Но вот на курицах наш кутюрье отдохнул! Все вложил сюда, все горячечные фантазии несостоявшегося живописца! Единственным реализмом, который он себе позволил в создании этого образа, был гребешок. Все вышеописанное куриное бедствие увенчивалось маленькой шапочкой, к которой был прикреплен омерзительный поролоновый гребешок; его траектория проходила прямо по центру куриной головки; начинаясь от затылка, он змеился по всему черепу и затем упирался в нос, в смысле – клюв. Головной убор напоминал, таким образом, верхнюю часть панциря динозавра и завершал трагическую картину куриной мутации. А чтобы артисткам было еще обиднее, держался на белой резинке (извиняюсь, но это правда) от трусов. Она больно натягивалась под подбородком и всякий раз напоминала жрицам Мельпомены о сложности вы–бранного пути, о том, что «служенье муз не терпит суеты» и что прекрасное, в том числе и вся куриная конструкция, должно быть величаво. А реализм художника выразился в том, что гребешок все-таки имел натуральный красный цвет.

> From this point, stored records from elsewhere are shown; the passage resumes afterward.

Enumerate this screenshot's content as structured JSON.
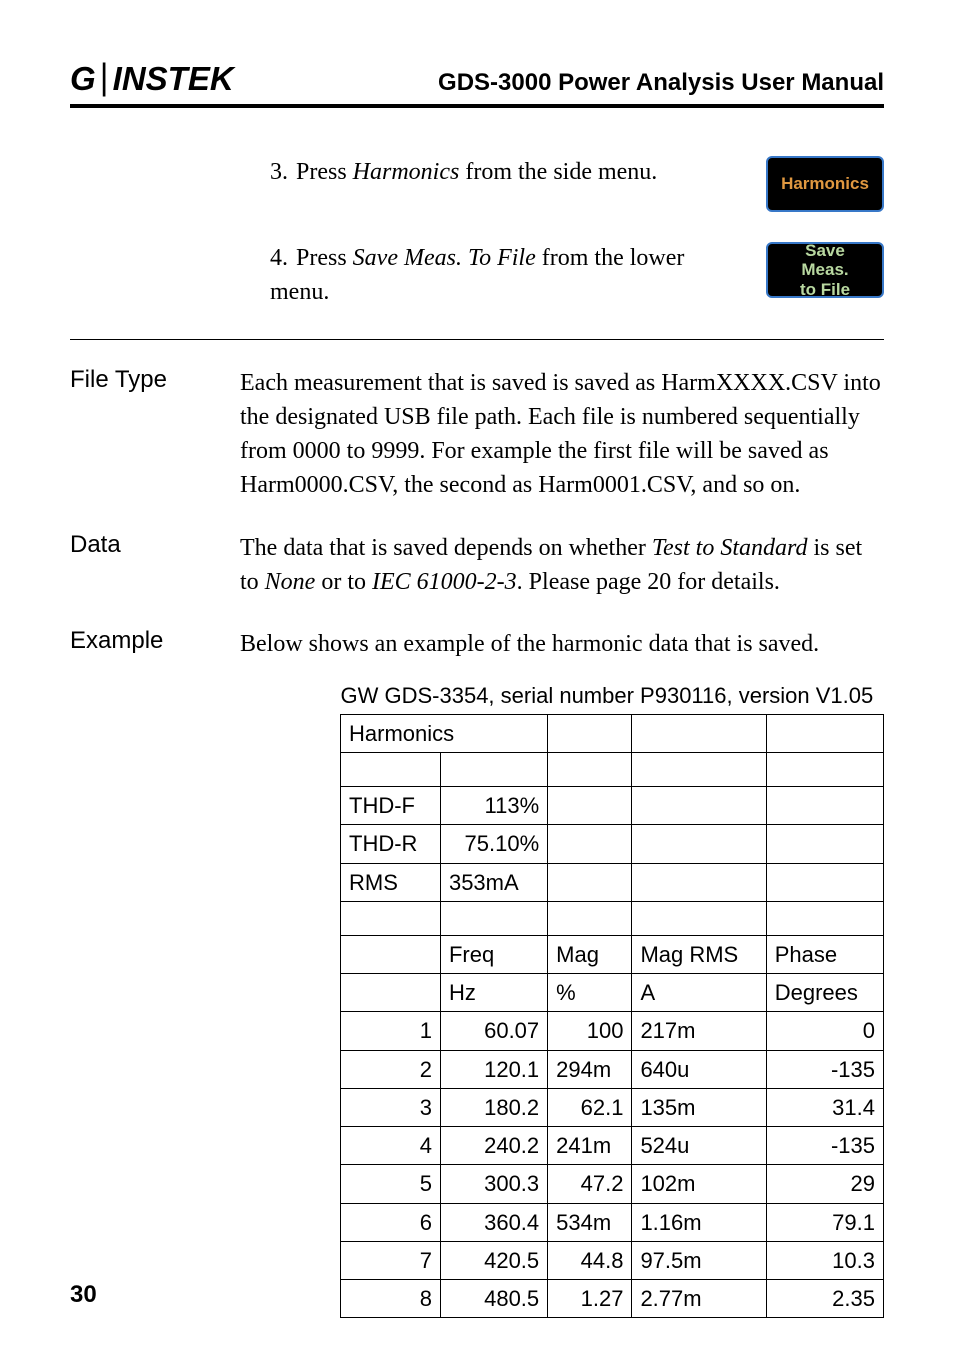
{
  "header": {
    "logo_text": "GWINSTEK",
    "title": "GDS-3000 Power Analysis User Manual"
  },
  "steps": [
    {
      "num": "3.",
      "pre": "Press ",
      "italic": "Harmonics",
      "post": " from the side menu.",
      "button": "Harmonics",
      "button_class": "orange"
    },
    {
      "num": "4.",
      "pre": "Press ",
      "italic": "Save Meas. To File",
      "post": " from the lower menu.",
      "button": "Save\nMeas.\nto File",
      "button_class": ""
    }
  ],
  "sections": {
    "file_type": {
      "label": "File Type",
      "body": "Each measurement that is saved is saved as HarmXXXX.CSV into the designated USB file path. Each file is numbered sequentially from 0000 to 9999. For example the first file will be saved as Harm0000.CSV, the second as Harm0001.CSV, and so on."
    },
    "data": {
      "label": "Data",
      "pre": " The data that is saved depends on whether ",
      "italic1": "Test to Standard",
      "mid": " is set to ",
      "italic2": "None",
      "mid2": " or to ",
      "italic3": "IEC 61000-2-3",
      "post": ". Please page 20 for details."
    },
    "example": {
      "label": "Example",
      "body": "Below shows an example of the harmonic data that is saved."
    }
  },
  "table": {
    "device_info": "GW GDS-3354, serial number P930116, version V1.05",
    "section_title": "Harmonics",
    "summary": [
      {
        "label": "THD-F",
        "value": "113%"
      },
      {
        "label": "THD-R",
        "value": "75.10%"
      },
      {
        "label": "RMS",
        "value": "353mA"
      }
    ],
    "headers1": [
      "",
      "Freq",
      "Mag",
      "Mag RMS",
      "Phase"
    ],
    "headers2": [
      "",
      "Hz",
      "%",
      "A",
      "Degrees"
    ],
    "rows": [
      {
        "n": "1",
        "freq": "60.07",
        "mag": "100",
        "magrms": "217m",
        "phase": "0"
      },
      {
        "n": "2",
        "freq": "120.1",
        "mag": "294m",
        "magrms": "640u",
        "phase": "-135"
      },
      {
        "n": "3",
        "freq": "180.2",
        "mag": "62.1",
        "magrms": "135m",
        "phase": "31.4"
      },
      {
        "n": "4",
        "freq": "240.2",
        "mag": "241m",
        "magrms": "524u",
        "phase": "-135"
      },
      {
        "n": "5",
        "freq": "300.3",
        "mag": "47.2",
        "magrms": "102m",
        "phase": "29"
      },
      {
        "n": "6",
        "freq": "360.4",
        "mag": "534m",
        "magrms": "1.16m",
        "phase": "79.1"
      },
      {
        "n": "7",
        "freq": "420.5",
        "mag": "44.8",
        "magrms": "97.5m",
        "phase": "10.3"
      },
      {
        "n": "8",
        "freq": "480.5",
        "mag": "1.27",
        "magrms": "2.77m",
        "phase": "2.35"
      }
    ]
  },
  "page_number": "30"
}
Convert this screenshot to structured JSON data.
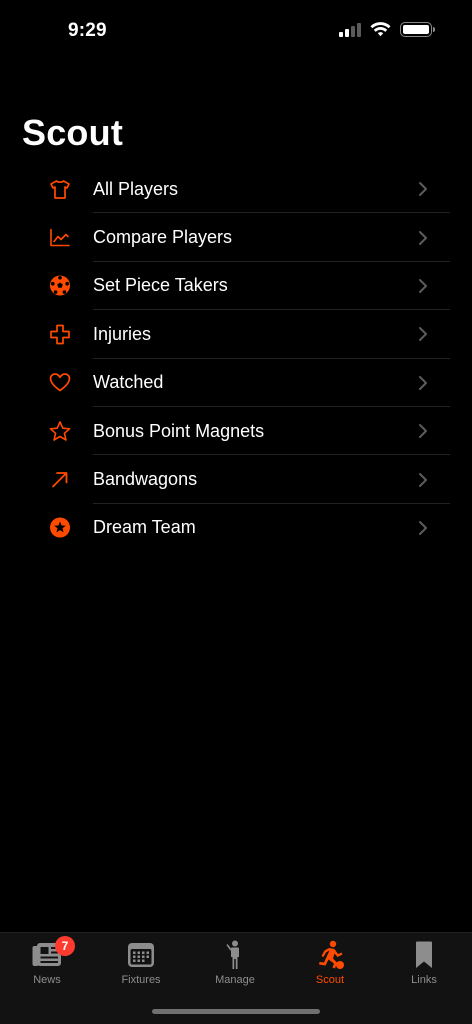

Тут любой взыскательный критик может меня упрекнуть в злоупотреблении слишком крутыми эпитетами типа «кошмарный», «омерзительный», «чудовищный» и т.д. Но я, видимо, заставлю его опустить оружие, сказав, что, во-первых, это не мои эпитеты, а скорее – Машины, это ее отношение, а не мое; я, может быть, вполне лояльно и даже с симпатией отношусь к куриному костюму, но нам-то сейчас надо попытаться вникнуть в Машино состояние, представить себя в этих перьях, с этим клювом, ощутить на своей голове тот гребешок для того, чтобы через пару минут понять, что с ней происходило, что она чувствовала. А во-вторых, я сильно надеюсь, что на этих страницах я предостерегу хотя бы некоторых молодых девушек от поступления в театральный институт. «Девушки, – говорю я им, – если вы будете врачами, дикторшами на телевидении и даже лейтенантами милиции, я уже не говорю о фотомоделях, – на вас никто и никогда такое не наденет!»